Saturday, February 1, 2014

EXTRA: Serie del Caribe to get Chicago Sout' Side baseball viewpoint

The ballplayers taking part in the Caribbean Series beginning Saturday were from places scattered all over Latin America, while the umpires came from Mexico and Cuba.

The advertisements around the ballpark were for Polar-brand beer (get it?), while the fans danced to merengue music (rather than the heavy metal or rap music riffs we hear in U.S. ballparks).

AND THE WEATHER or Margarita Island in Venezuela, where this year’s Caribbean Series baseball tourney is being played, was so un-Chicago – sunny skies and 88-degree temperatures on Saturday afternoon.

Which is why I was amused to learn of the broadcast crews that way too many baseball fans will ignore because they’ve been brainwashed into thinking that the Super Bowl somehow matters – or that they’re supposed to care about overpriced commercial spots that will air during the game.

It was as Chicago as one could get.

I found it amusing to tune in to the pre-game show and see that the usual ESPN Deportes broadcasters were joined by one-time White Sox manager Ozzie Guillen – who didn’t give us any verbal whoppers, but tried to make himself appear to be quite the baseball expert.

THEN AGAIN, THE Caribbean Series runs through next Saturday. There will be plenty of opportunities for Ozzie to say something that will manage to tick off somebody, while amusing, entertaining or informing the rest of us.

Although if by chance you didn’t watch the ballgame on television (I don’t know your access to the ESPN Deportes channel – station number 609 on my television set), keep in mind that the ESPN Spanish-language radio broadcasts are using one-time baseball pitcher Orlando "El Duque” Hernandez to give player insight to the broadcasts.

Hernandez might well be remembered most as a New York Yankees pitcher. But let’s not forget his stint with the White Sox team that won the 2005 World Series.

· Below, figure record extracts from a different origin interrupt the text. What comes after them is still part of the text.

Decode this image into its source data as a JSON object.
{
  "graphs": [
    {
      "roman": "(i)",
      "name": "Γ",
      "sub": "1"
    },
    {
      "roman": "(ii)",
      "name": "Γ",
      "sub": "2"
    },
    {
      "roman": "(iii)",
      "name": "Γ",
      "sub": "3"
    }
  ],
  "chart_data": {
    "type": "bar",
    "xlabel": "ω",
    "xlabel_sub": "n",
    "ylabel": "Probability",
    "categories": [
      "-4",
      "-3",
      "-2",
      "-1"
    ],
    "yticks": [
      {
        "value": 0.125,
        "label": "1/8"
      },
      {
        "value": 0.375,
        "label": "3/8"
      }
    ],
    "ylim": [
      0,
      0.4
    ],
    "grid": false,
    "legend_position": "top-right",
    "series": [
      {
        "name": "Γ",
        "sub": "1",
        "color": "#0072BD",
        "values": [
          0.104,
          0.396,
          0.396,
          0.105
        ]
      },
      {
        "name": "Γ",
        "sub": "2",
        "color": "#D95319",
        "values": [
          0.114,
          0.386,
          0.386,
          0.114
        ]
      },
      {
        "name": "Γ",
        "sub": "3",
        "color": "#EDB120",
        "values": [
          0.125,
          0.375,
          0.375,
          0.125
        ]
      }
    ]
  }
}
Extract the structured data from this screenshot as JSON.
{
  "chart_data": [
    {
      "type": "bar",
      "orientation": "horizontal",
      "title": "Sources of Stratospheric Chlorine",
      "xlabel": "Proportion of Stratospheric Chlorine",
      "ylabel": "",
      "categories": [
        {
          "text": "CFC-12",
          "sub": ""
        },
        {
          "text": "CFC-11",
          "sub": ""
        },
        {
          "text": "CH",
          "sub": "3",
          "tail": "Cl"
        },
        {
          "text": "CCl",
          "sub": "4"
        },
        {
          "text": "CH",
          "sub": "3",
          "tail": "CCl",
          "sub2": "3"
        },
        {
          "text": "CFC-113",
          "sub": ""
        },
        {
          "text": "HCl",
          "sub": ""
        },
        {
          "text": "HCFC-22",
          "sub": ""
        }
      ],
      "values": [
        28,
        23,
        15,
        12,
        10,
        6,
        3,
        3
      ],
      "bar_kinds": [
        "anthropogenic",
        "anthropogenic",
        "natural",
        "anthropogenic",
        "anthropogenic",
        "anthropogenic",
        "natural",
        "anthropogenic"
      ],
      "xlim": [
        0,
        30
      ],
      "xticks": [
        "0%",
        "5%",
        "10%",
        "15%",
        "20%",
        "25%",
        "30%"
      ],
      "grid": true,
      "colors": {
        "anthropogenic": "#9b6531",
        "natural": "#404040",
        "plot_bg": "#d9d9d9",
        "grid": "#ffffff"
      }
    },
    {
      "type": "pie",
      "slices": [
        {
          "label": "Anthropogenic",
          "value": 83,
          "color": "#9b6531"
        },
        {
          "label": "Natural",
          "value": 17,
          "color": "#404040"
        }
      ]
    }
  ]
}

His relief pitching stint in the final playoff game that year against the Boston Red Sox (where he pitched three perfect innings, prevented the White Sox from blowing a one-run lead AND made Red Sox slugger Manny Ramirez in particular look like a total chump) is one of those memorable moments.

And I’m sure that to the mindset of the Red Sox fan, Hernandez’s White Sox road uniform looked remarkably similar to when he wore Yankees road grays and did his part to repeatedly shut them down.

An improvement over Bud?
GUILLEN AND HERNANDEZ – it’s a shame they won’t be a part of the same broadcast at some point. Perhaps we’d get a reminiscence or two of that special season from nine years ago when a Chicago ball club actually wound up being the best.
 
Before they go back to telling us about this year’s versions of the Licey Tigers (the Dominican Republic’s champions) or the Hermosillo Orange Growers (from Mexico), or the fact that Cuba is once again being included in a tourney that purports to give us the championship of all Latin America.

All in all, it has me hoping that there’s some truth to the speculation that Caribbean Series officials are considering a change in the rotation of host nations so that it will come to the United States (most likely at the Miami Marlins’ ballpark near the "Little Havana" neighborhood that has cropped up along Eighth Street) in future years.

Be honest. It will be a more interesting spectacle than anything likely to happen Sunday when football (not futbol) fans freeze their behinds off in the wintry weather of the Jersey-based suburbs of New York City.

  -30-

EDITOR'S NOTE: One little tidbit when watching a Spanish-language baseball broadcast. When you hear the announcer say that the batter was "punched out," it means he was struck out by the pitcher. Not that any kind of brawl was about to take place.